Performance Best Practices
This document outlines performance optimization patterns used throughout the Eidetica codebase.
Core Performance Principles
1. Hot Path Optimization
Identify and optimize performance-critical code paths. Common hot paths in Eidetica include CRDT state computation, entry storage/retrieval, authentication verification, bulk operations, and string conversions.
2. Memory Efficiency
Minimize allocations through appropriate string parameter types, pre-allocation of collections, stack allocation preference, and efficient caching strategies.
3. Algorithmic Efficiency
Choose algorithms that scale well with data size by using appropriate data structures, implementing caching for expensive computations, and preferring direct iteration over complex iterator chains in hot paths.
String Parameter Optimization
1. Parameter Type Selection
Use Into<String>
for stored parameters and AsRef<str>
for lookup operations to minimize allocations and conversions.
2. Bulk Operation Optimization
Convert parameters upfront for bulk operations rather than converting on each iteration to reduce overhead.
Memory Allocation Patterns
1. Pre-allocation Strategies
Allocate collections with known or estimated capacity to reduce reallocation overhead. Pre-allocate strings when building keys or compound values.
2. Memory-Efficient Data Structures
Choose data structures based on access patterns: BTreeMap for ordered iteration and range queries, HashMap for fast lookups, and Vec for dense indexed access.
3. Avoiding Unnecessary Clones
Use references and borrowing effectively. Work with references when possible and clone only when ownership transfer is required.
CRDT Performance Patterns
1. State Computation Caching
Cache expensive CRDT state computations using entry ID and store name as cache keys. Immutable entries eliminate cache invalidation concerns.
2. Efficient Merge Operations
Optimize merge algorithms by pre-allocating capacity, performing in-place merges when possible, and cloning only when adding new keys.
3. Lazy Computation Patterns
Defer expensive computations until needed using lazy initialization patterns to avoid unnecessary work.
Backend Performance Patterns
1. Batch Operations
Optimize backend operations for bulk access by implementing batch retrieval and storage methods that leverage backend-specific bulk operations.
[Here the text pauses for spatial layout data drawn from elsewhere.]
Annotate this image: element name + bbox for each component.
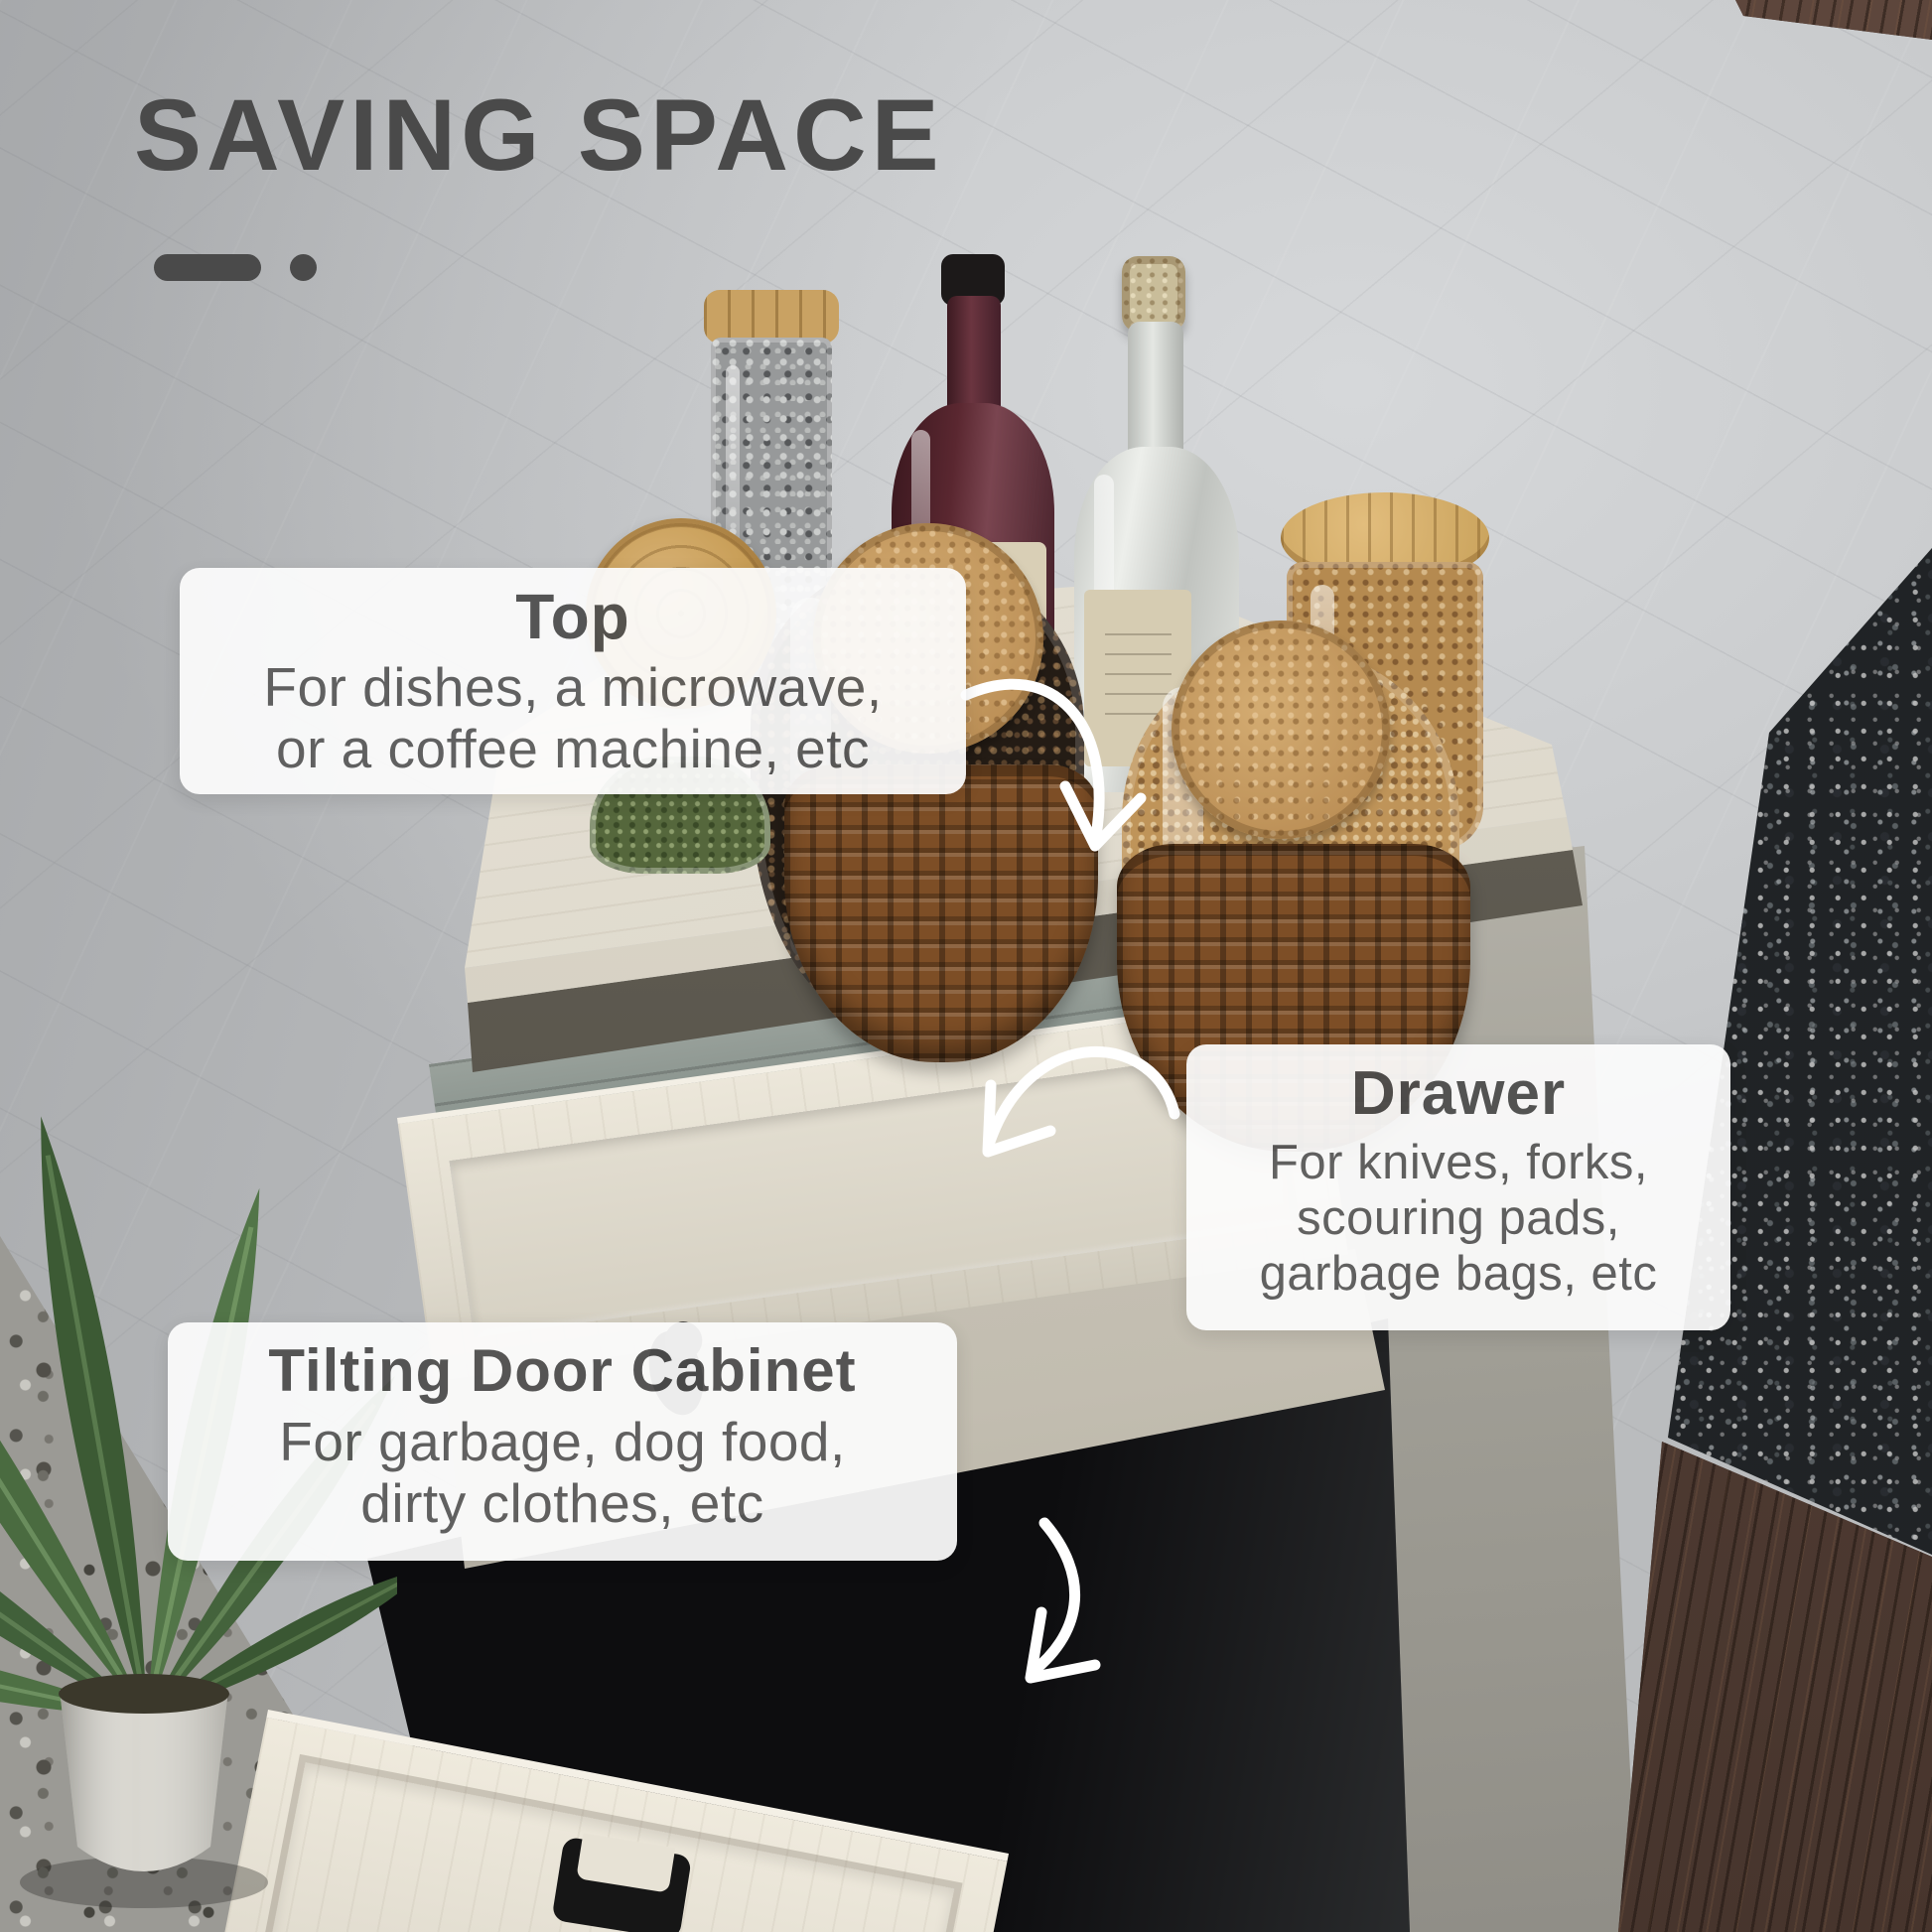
title-underline — [154, 254, 352, 284]
callout-line: For garbage, dog food, — [168, 1412, 957, 1473]
callout-line: dirty clothes, etc — [168, 1473, 957, 1535]
callout-drawer: Drawer For knives, forks, scouring pads,… — [1186, 1044, 1730, 1330]
callout-line: For knives, forks, — [1186, 1136, 1730, 1191]
callout-body: For dishes, a microwave, or a coffee mac… — [180, 657, 966, 779]
callout-title: Drawer — [1186, 1060, 1730, 1128]
bottle-neck — [1128, 322, 1183, 461]
callout-line: scouring pads, — [1186, 1191, 1730, 1247]
page-title: SAVING SPACE — [134, 77, 944, 194]
wicker-basket — [784, 764, 1098, 1062]
cork-lid — [1172, 621, 1390, 839]
page-title-block: SAVING SPACE — [134, 77, 944, 194]
callout-title: Tilting Door Cabinet — [168, 1338, 957, 1404]
callout-line: For dishes, a microwave, — [180, 657, 966, 719]
callout-line: garbage bags, etc — [1186, 1247, 1730, 1303]
title-underline-dash — [154, 254, 261, 281]
callout-tilting-door-cabinet: Tilting Door Cabinet For garbage, dog fo… — [168, 1322, 957, 1561]
callout-top: Top For dishes, a microwave, or a coffee… — [180, 568, 966, 794]
callout-body: For knives, forks, scouring pads, garbag… — [1186, 1136, 1730, 1303]
door-handle — [551, 1837, 692, 1932]
callout-body: For garbage, dog food, dirty clothes, et… — [168, 1412, 957, 1534]
bottle-cork — [1122, 256, 1185, 332]
saving-space-infographic: SAVING SPACE Top For dishes, a microwave… — [0, 0, 1932, 1932]
callout-title: Top — [180, 582, 966, 651]
callout-line: or a coffee machine, etc — [180, 719, 966, 780]
plant-pot — [59, 1674, 229, 1871]
wooden-lid — [704, 290, 839, 344]
title-underline-dot — [290, 254, 317, 281]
2. Connection Pooling and Resource Management
Use connection pooling for expensive resources and implement read caching with bounded LRU caches to reduce backend load.
Algorithm Optimization
1. Direct Loops vs Iterator Chains
Prefer direct loops over complex iterator chains in hot paths for better performance and clearer control flow.
2. Efficient Graph Traversal
Use iterative traversal with explicit stacks to avoid recursion overhead and maintain visited sets to prevent redundant processing in DAG traversal.
Profiling and Measurement
1. Benchmark-Driven Development
Use criterion for performance testing with varied data sizes to understand scaling characteristics.
2. Performance Monitoring
Track operation timings in critical paths to identify bottlenecks and measure optimization effectiveness.
Memory Profiling
1. Memory Usage Tracking
Implement allocation tracking for operations to identify memory-intensive code paths and optimize accordingly.
2. Memory-Efficient Collections
Use adaptive collection types that switch between Vec for small collections and HashMap for larger ones to optimize memory usage patterns.
Common Performance Anti-Patterns
Avoid unnecessary string allocations through repeated concatenation, repeated expensive computations that could be cached, and unbounded cache growth that leads to memory exhaustion.
Summary
Effective performance optimization in Eidetica focuses on string parameter optimization, memory-efficient patterns, hot path optimization, CRDT performance with caching, backend optimization with batch operations, and algorithm efficiency. Following these patterns ensures the system maintains good performance characteristics as it scales.